RAG Index

Your codebase, chats, and instruction files — embedded once, queryable forever.

Most "AI for code" tools re-embed your repo every session, charge you per token to do it, and throw the index away when the chat ends. You pay for the same context window, over and over, and the model still doesn't remember what you discussed last Tuesday.

The RAG Index is the cloud layer that fixes this. It maintains persistent embeddings across three sources that normally live in completely different places: your code (AST-aware, not just text chunks), your chat history (ingested from Claude Code, Copilot, and other CLI agents), and the instruction files generated locally for each package in your repo.

Retrieval happens on demand — agents query the index when they actually need context, not preemptively at the start of every session. That keeps token costs predictable and keeps the agent grounded in your decisions rather than its best guess at what's in the file.

You control what gets indexed. Mount the repos you want, exclude the ones you don't. Embeddings stay tied to your tenant. Nothing crosses over to training data, nothing gets aggregated, and you can purge the index at any time.

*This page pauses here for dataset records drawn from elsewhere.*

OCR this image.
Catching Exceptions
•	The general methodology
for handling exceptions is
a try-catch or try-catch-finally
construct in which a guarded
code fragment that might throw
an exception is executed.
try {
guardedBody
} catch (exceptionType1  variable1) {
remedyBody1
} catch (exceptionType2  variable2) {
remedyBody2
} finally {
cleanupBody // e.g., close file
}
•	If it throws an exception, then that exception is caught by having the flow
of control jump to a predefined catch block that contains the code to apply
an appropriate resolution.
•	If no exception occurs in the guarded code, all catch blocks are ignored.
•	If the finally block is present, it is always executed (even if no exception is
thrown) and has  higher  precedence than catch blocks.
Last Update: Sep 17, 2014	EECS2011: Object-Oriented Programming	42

Pricing is usage-based — you pay for what you embed and what you query, not a flat tier that punishes light users and undercharges heavy ones. For solo developers running a handful of repos, this typically lands in single-digit monthly costs. For teams with larger codebases, the index scales linearly without surprise overages.

The point isn't "RAG." RAG is plumbing. The point is that your entire development context — code, conversations, decisions — becomes one queryable surface instead of seven disconnected tools.